As an ex-corporate employee I’ll be the first to admit that I was one of the biggest cynics when the HR department would request my presence to discuss wellness. I always thought of it as a way for them to tick objectives rather than truly caring about their employees.

Now that the tables have turned and I’m part of the health & fitness industry, I currently look at what wellness means for companies and the types of services offered to them to promote wellness to their employees. In my training and own personal research I have found the benefits to wellness are extensive including, increasing creativity, helping to maintain high energy levels and managing health goals. There are a multitude of courses and training available to address all aspects of wellness from, stress to anxiety to sleep issues.

As a personal trainer I help companies predominantly in the physical health aspect of the wellness. Although my role extends well into areas such as time management, goal-setting, improving self-confidence and mental health, as these are all things that interest me and what I believe to be an important part of wellness and maintaining your fitness goals. Sport and fitness have been a big part of life, in my younger working days it was mostly football and now I’m aiming to make the GB age group for triathlon.

I was keen to contemplate how my physical health influenced my work life. In my 18 years of work, mainly in IT sales, my personal attendance record was very strong and I regularly (and probably annoyingly!) reminded my colleagues that at my first ever job out of uni that I had only had time off for a punctured lung and a ½ day at that! I believe my own fitness helped me to be a more productive employee, happier person and reduced days I spent ill. This leads me on to an article I recently read by Julie Boehlke where she looks at four ways that exercise helps to improve work productivity.

Benefits of exercises:

  1. Alertness & Energy Levels
  2. Optimum Physical Health
  3. Improving Mental Health
  4. Preventing Illness

I don’t believe companies are ignoring the impact of exercise on work productivity. As many companies offer some sort of wellness benefit to their employees. This is often through a subsidised gym membership (which I’m not knocking). In some cases this would improve exercise levels, but for many they might join the gym and never use it. I recall vividly a conversation with a former boss, and her telling me she was ‘Off for her annual £1,000 swim!’
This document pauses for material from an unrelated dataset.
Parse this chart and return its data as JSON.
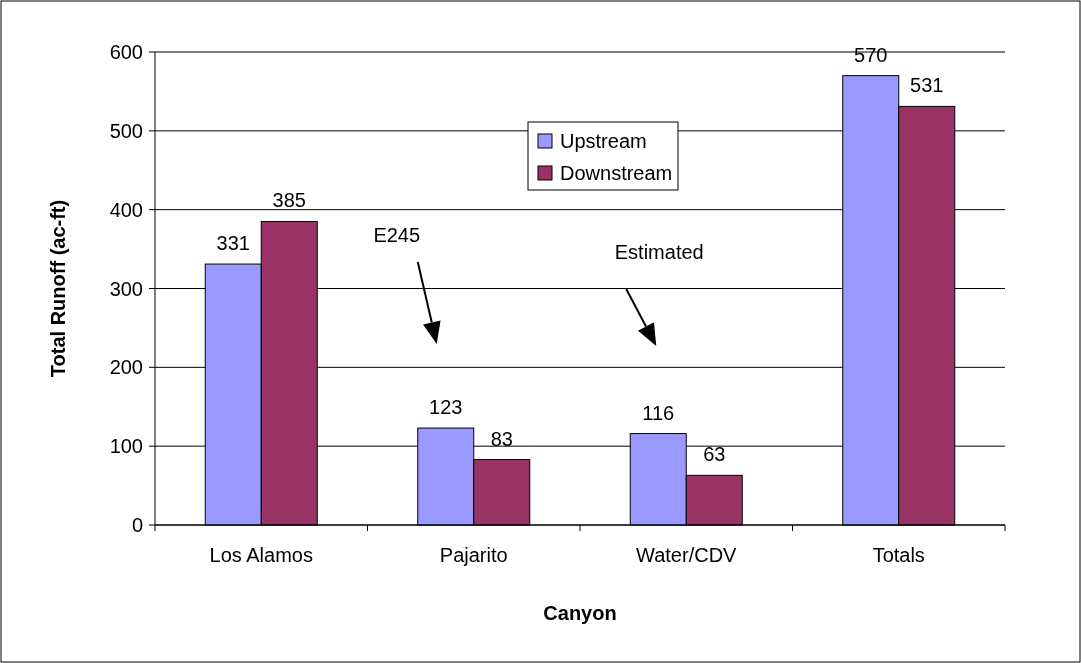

How can companies help their employees?

What I do think is that companies could improve their methods to get employees to fit in fitness. My question to companies is how as an employer or line manager can you encourage your employees to make wellness a priority? Could you encourage lunch time running clubs or maybe you could sponsor a five a side football pitch? Possibly you could put in a policy that allows employees an extra 30 minutes at lunch if they prove they have been at the gym or doing sport. The majority of work premise have some sort of showering facilities and others in a managed business park have un-used empty space which can be maximised for various types of exercise. Whether this is subsidised or funded completely by the company or policies are changed is not for me to say, but the evidence suggests that physical exercise has a huge benefits for the worker and the company.